Methods. The objective is to adapt the US QUIT intervention for the East Los Angeles and Tijuana culture and conduct a “proof of concept” trial of the QUIT intervention approach. The mission is to develop brief, portable screening and intervention methods for use in primary care settings in both countries to address the complete range of ‘at risk’ drug use. ‘At risk’ drug use is defined as casual, frequent, or binge use without dependence. Specifically, ‘at risk’ illicit drug use and non-medical use of pharmaceuticals is defined by a score of 4 to 26 on the ASSIST. Subjects age 18 and older will be screened with the ASSIST (~1,000 in each country). Consented patients (~50, in each country) will be randomized to either (1) the QUIT intervention or (2) a control condition (care as usual). All data will be collected on EMMA, a system developed for the UCLA QUIT Study that utilizes touchscreen tablet PCs, a “talking touchscreen” to complete the self-administered screening tools.

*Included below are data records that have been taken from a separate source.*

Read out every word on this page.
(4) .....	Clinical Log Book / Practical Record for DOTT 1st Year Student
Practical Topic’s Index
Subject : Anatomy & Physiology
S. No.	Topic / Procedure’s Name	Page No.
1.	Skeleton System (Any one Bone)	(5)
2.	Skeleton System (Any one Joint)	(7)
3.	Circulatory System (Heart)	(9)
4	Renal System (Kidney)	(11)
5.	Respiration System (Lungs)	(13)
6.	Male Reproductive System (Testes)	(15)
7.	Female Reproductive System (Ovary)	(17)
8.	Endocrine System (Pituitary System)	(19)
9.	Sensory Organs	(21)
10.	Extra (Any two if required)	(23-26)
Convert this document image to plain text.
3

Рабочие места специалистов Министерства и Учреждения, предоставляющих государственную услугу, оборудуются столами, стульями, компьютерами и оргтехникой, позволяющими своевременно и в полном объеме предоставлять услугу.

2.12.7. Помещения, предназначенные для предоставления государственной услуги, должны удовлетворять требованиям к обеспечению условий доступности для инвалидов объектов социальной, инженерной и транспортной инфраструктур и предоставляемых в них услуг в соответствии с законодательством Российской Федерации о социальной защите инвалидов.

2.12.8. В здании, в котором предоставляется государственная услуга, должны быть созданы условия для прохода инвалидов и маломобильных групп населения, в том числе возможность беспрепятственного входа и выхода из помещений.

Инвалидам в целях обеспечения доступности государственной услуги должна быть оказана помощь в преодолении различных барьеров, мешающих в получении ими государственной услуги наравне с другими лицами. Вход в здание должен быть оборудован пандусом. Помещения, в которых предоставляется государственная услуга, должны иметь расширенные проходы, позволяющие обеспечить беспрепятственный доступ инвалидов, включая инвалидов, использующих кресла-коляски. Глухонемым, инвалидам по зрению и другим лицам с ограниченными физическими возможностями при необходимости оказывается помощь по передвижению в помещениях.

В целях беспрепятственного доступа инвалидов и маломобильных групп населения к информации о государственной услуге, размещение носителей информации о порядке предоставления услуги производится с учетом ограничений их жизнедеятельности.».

The Binational QUIT includes brief (<5 minutes) clinician advice during the medical visit preceded by a computerized assessment of the patient's drug-use history in the clinic waiting room, followed by a post visit assessment and video doctor (providing a standardized brief clinician advice format), two post-visit telephone health educator drug-use counseling sessions at 2 and 6 weeks, and follow-up assessments at 3 months.
Results. The US and Mexico investigator team will present preliminary findings regarding the intervention, importance of primary care and the barriers to change, and discuss issues related to international collaboration, technology transfer, and research methodology.
Conclusions. The Binational QUIT Study meets key scientific and policy agendas for reducing drug demand at the borders by conducting drug abuse prevention activities with primary care clinicians and their patients.